Mark Twain once wrote, "There are three kinds of lies: lies, damned lies, and statistics." He might just as well have been talking about the weekly surveys we hear about!
The rise of public opinion polling over the last 70 years has been a boon to politicians, social scientists and newspaper reporters alike. John F. Kennedy's 1960 campaign relied heavily on public opinion polls, and every candidate since has had pollsters as an integral part of his campaign team. But what do they really mean?
In science we do 'surveys' all the time when we make measurements of some phenomenon like the mass of a proton. Physicists combine hundreds of measurements to statistically determine a better value for, say, the mass of a single proton. This is like asking thousands of people the same question, except that protons are stupid and can't help but answer the question the same way each time, every day, rain or shine. People asked the same question react differently to it, even in the way the question is asked, or what question they were asked immediately before. That is the BIG PROBLEM with all of the public opinion surveys you ever hear about.
Margin of Error
As an astrophysicist, it is difficult to understand how, from sampling 1000 people in the USA you can get an answer that is usefully representative of how the other 300 million people would respond. Protons are stupid things and this sampling argument works just fine. Across the entire universe, a proton is a proton. If this were not the case the universe would be so chaotic, life itself would be impossible. But for flesh and blood humans I find this argument that '1000 = 300 million' deeply troublesome. No two people are the same in space, or from hour to hour in time. Yet when you see the results of many national surveys they tell you the sample size and usually quote a 'margin of error' of a few percent. They would use exactly the same analysis if they were talking about protons. A thousand protons can speak for 300 million, but can 1,000 humans really do the same? Seriously?

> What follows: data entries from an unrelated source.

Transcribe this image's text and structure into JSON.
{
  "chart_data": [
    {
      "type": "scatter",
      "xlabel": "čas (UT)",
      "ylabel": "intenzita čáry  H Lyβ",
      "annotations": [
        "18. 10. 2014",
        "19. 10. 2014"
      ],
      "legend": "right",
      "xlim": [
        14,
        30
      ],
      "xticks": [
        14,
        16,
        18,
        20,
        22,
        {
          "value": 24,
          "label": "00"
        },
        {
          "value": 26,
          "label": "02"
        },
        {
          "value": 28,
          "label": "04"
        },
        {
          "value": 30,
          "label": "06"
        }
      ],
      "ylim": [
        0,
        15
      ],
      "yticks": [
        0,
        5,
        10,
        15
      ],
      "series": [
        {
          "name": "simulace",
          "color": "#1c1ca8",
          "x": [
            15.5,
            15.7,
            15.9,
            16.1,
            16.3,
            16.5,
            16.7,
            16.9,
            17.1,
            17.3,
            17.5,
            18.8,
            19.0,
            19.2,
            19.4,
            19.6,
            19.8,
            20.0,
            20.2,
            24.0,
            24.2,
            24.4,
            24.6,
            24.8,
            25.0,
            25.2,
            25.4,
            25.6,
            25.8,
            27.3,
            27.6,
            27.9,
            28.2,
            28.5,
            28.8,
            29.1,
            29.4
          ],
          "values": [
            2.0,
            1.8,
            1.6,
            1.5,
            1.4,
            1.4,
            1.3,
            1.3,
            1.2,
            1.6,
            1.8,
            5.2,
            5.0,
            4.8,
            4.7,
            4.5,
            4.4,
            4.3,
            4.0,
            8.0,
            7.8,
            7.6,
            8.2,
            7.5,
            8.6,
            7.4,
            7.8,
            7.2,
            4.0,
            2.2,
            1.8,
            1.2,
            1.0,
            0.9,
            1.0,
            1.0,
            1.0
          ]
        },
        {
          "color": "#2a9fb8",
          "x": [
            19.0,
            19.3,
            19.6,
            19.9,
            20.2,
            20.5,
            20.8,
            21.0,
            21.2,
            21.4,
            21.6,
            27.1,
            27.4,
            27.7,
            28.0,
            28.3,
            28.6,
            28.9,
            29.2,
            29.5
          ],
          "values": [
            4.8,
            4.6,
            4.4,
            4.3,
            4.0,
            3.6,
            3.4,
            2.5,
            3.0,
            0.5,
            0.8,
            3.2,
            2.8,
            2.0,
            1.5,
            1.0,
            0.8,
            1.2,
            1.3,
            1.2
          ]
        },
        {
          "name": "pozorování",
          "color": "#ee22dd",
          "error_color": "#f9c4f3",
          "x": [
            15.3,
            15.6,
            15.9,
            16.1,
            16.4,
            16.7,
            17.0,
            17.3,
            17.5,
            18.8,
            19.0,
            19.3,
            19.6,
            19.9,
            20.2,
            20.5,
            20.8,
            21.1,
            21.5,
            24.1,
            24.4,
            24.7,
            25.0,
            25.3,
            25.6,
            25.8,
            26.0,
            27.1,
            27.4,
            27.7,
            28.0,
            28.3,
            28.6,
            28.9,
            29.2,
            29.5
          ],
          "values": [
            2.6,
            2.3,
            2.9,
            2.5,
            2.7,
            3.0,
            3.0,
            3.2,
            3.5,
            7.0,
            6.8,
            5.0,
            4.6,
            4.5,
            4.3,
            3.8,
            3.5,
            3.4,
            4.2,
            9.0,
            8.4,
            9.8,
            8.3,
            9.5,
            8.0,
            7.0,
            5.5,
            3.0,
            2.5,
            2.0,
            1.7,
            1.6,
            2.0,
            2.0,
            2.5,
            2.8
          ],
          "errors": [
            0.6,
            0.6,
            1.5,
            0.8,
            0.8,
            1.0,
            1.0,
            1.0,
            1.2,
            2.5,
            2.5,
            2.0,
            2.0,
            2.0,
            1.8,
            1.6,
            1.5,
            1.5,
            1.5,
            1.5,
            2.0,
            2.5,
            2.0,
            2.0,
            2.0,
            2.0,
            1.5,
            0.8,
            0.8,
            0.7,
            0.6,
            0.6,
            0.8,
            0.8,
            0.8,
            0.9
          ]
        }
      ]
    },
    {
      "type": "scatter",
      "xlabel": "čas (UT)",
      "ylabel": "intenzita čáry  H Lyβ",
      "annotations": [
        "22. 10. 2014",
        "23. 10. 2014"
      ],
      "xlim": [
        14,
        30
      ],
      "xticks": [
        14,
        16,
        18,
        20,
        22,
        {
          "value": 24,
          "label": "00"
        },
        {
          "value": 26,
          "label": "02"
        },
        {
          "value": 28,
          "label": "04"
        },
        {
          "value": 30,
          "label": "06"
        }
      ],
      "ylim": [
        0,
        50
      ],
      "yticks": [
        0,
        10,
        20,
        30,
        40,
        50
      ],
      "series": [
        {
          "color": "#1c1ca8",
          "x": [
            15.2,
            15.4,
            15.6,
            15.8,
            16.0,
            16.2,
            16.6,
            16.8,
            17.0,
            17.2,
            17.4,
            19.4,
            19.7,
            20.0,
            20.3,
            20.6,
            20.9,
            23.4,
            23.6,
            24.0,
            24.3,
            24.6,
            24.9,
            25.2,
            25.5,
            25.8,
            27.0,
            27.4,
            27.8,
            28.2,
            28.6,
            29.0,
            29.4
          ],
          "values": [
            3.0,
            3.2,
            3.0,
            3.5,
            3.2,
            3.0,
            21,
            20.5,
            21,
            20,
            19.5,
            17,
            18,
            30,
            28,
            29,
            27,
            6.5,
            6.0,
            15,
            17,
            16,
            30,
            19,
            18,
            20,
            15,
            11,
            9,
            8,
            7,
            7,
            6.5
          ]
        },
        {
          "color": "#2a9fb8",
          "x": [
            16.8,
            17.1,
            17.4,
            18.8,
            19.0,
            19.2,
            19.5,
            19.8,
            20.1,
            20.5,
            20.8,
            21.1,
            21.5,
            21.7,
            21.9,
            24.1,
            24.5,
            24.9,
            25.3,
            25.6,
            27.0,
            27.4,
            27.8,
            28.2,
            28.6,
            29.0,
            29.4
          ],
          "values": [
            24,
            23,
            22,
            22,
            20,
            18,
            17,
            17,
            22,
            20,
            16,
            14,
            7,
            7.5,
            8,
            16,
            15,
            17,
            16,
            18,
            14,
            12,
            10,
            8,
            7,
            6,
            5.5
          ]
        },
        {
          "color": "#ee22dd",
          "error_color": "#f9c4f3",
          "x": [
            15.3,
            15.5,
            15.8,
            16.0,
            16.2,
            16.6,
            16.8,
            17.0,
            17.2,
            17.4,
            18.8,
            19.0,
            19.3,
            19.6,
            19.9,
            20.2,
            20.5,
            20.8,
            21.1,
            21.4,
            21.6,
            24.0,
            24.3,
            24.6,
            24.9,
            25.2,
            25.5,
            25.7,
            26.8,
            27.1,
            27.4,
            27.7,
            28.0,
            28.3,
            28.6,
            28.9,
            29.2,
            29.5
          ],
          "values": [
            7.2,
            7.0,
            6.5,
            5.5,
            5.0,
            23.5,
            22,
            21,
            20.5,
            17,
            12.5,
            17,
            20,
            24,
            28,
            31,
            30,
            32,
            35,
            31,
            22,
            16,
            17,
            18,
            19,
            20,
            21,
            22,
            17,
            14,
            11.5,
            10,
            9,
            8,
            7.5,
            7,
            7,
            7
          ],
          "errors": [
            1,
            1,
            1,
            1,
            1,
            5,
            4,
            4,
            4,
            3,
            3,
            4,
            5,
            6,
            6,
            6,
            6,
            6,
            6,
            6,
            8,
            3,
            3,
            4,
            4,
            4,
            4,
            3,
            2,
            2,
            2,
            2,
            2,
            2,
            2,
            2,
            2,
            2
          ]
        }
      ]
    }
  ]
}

A recent April 2014 Post/ABC News poll included 1,000 adults and quoted its margin of error as 3.5%. To statisticians, this is intended to mean that about 95% of all the additional surveys you take with this many people will yield answers within 3.5% of the ones you found for each question in your first survey. For proton mass measurements, the margin of error is also called a '2-sigma' uncertainty.
Area shaded yellow represents the results of many additional 1000-person surveys. Responses to the same question, say 50%, will range from 46.5% to 53.5% in 95 out of 100 surveys ( i.e. 50% +/- 3.5% margin of error)
Based on their sample of 1,000 people randomly selected from among 300 million in the USA, the Post-ABC poll found in March that 49% of Americans saying they supported the Affordable Care Act but in April this had changed to 44% favoring the ACA. This was interpreted to mean that Democrats will face a serious obstacle next November because of the Affordable Care Act.
But do the two surveys really support this provocative assertion?
The difference between the March and April surveys is 49% - 44% = 5%. This is only a tad bigger than the margin of error of 3.5% which means that 95% of the time you should see a March-April difference less than 3.5%. But a difference larger than 3.5% (i.e our 5%) happens randomly in about one survey in every 20 taken (Green area shown in the figure). The choice of making a big deal out of the difference between 44% and 49% is easy if you are talking about protons, but very murky if you are talking about people in a 1,000 member survey depending on what odds you are comfortable with.
Who is being polled to make up the classical '1,000' people in many of these popular surveys? The polls are usually conducted by land-line phone, but 35% of Americans no longer have land-lines. Many people do not participate in Polls for privacy reasons. Even the way the question is asked biases the results! Those that do respond to polls are by some accounts Pew Research states that it pays people to participate in their polls, "We do provide a small monetary incentive to panelists for each survey they complete... Without an incentive, our sample would likely be more tilted toward the educated and affluent." This amounts to cherry-picking a population to get a subset that YOU think is a random sample. Are the opinions of this paid-for population really similar to the beliefs of a random sample, or does money add a subtle bias to defining this population and how they will respond to some questions?
With samples as small as 1,000 people you have fewer than one person per geographic/political/interest group to represent thousands of others that were not included. Many groups fall through the cracks of the selection process, not because they were a numerically small population, but because they were eliminated by the way survey members were selected.
So, in all surveys with about 1000 people or so, please do not try to overanalyze the results if the differences are small compared to the margin of error. Percentages on any question that range from 45% to 55% are all within a 50/50 flip of the coin so far as statistics are concerned. This actually implies an ambivalent citizenry from which no consensus on political issues should ever be sought, not necessarily an actual 10% difference between their opinions.
Bottom line: People are not protons so don't sample their 'opinions' as though they were!